The revelations have heightened pressure on Obama to begin investigating an array of Bush administration practices. Although Obama halted many practices, his senior advisers have been wary of embracing a congressionally chartered "truth and reconciliation" commission to get to the bottom of the events.
Congressional Republicans decried the idea of any inquiry. "Democrats have twisted the facts to fit this piece of fiction and shown their disregard for our most sensitive national security secrets," said Kit Bond (Mo.), ranking Republican on the Senate intelligence panel.
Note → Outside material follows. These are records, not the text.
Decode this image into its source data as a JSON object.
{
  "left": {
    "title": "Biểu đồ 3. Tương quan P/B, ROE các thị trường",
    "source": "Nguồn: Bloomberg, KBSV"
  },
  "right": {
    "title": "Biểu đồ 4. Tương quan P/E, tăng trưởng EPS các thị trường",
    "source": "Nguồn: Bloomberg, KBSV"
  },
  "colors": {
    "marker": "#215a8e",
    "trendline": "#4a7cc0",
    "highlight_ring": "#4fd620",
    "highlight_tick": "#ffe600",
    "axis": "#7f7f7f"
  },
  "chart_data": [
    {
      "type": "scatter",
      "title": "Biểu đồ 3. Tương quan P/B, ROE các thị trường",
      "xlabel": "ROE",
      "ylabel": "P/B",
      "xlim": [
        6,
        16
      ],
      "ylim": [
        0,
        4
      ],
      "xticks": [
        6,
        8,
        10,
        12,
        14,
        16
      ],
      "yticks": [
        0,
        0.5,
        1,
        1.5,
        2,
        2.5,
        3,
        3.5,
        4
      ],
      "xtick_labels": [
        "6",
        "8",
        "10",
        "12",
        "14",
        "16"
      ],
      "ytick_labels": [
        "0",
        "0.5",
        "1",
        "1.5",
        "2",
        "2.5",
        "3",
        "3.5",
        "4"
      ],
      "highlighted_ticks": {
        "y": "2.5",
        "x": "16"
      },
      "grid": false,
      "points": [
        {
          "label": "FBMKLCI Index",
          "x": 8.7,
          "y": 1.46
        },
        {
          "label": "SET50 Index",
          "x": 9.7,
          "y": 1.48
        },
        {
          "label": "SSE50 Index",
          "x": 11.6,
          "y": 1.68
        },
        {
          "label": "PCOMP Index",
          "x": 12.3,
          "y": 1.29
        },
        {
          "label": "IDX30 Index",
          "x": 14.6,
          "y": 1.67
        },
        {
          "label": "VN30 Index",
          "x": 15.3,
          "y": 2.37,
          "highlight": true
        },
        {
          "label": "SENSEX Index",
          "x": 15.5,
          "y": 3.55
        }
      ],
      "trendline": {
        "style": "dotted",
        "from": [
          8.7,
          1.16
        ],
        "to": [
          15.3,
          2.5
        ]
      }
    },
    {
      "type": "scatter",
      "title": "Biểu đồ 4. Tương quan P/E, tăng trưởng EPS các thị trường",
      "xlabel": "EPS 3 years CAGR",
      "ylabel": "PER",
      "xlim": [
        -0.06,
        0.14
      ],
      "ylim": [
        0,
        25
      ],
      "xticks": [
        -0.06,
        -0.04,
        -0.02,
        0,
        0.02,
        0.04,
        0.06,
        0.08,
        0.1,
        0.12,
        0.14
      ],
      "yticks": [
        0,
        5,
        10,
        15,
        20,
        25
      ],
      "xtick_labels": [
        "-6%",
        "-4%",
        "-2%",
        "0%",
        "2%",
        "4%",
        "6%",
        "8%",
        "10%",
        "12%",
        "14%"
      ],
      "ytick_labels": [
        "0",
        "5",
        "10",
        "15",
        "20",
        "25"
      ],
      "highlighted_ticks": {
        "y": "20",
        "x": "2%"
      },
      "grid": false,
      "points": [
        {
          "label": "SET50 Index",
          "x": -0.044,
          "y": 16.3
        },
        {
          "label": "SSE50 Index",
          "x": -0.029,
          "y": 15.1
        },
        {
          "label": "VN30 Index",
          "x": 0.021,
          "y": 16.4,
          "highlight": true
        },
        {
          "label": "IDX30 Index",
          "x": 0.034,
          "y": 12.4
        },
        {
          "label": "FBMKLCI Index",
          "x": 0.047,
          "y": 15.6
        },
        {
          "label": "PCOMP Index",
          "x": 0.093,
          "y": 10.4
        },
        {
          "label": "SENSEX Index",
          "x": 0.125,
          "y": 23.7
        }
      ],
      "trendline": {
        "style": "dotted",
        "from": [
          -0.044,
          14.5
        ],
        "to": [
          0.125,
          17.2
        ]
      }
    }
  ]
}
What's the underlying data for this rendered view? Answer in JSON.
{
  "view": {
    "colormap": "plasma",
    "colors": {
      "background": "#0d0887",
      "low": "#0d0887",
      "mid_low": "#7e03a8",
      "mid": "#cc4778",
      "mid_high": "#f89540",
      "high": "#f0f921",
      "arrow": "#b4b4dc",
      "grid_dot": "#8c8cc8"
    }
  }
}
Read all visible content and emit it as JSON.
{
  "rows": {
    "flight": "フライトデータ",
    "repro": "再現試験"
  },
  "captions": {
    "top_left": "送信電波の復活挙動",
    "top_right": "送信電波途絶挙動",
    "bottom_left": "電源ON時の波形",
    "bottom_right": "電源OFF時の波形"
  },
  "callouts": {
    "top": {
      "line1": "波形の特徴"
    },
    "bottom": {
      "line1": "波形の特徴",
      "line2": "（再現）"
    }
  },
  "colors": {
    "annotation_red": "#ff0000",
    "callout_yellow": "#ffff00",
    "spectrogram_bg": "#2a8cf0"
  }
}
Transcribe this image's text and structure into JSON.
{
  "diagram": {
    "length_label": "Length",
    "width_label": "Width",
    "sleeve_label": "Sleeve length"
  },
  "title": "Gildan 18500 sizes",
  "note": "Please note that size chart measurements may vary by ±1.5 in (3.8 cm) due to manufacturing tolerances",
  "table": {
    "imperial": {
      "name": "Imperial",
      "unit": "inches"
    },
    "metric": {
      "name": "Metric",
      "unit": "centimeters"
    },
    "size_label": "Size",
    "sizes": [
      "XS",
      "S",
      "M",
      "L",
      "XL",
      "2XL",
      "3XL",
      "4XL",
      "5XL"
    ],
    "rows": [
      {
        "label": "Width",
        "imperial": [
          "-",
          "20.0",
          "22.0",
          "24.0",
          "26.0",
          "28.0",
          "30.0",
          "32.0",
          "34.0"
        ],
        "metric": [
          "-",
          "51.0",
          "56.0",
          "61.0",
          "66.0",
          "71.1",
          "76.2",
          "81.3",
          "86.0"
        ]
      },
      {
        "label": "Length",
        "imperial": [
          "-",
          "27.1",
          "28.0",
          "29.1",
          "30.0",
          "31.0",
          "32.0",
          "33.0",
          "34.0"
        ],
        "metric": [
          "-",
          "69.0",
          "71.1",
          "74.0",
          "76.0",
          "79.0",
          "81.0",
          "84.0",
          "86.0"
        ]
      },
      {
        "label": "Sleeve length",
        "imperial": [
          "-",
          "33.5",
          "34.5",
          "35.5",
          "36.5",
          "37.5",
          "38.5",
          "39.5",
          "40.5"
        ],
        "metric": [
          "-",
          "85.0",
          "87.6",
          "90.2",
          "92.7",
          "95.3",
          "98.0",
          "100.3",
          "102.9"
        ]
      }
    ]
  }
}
Even Feinstein urged caution, saying that an ongoing Senate intelligence inquiry should be finished before a decision is made on the need for further investigation.
Republicans and some former high-ranking intelligence officials question whether the CIA was ever obliged to brief Congress on the program. Former agency officials have described it as a technically oriented intelligence-collection effort unrelated to terrorism suspects or the terrorist-surveillance program that came to light in 2005.
The program began shortly after the Sept. 11, 2001, attacks and was authorized by Bush as part of a highly classified directive on Sept. 26 of that year. The directive granted the CIA blanket authority to attempt to kill or capture al-Qaeda operatives.
Former intelligence officials said the program was aimed at enhancing the agency's ability to carry out the goals of the directive. The Wall Street Journal reported that the initiative was intended to help the CIA capture or kill al-Qaeda operatives.
A White House spokesman had no comment.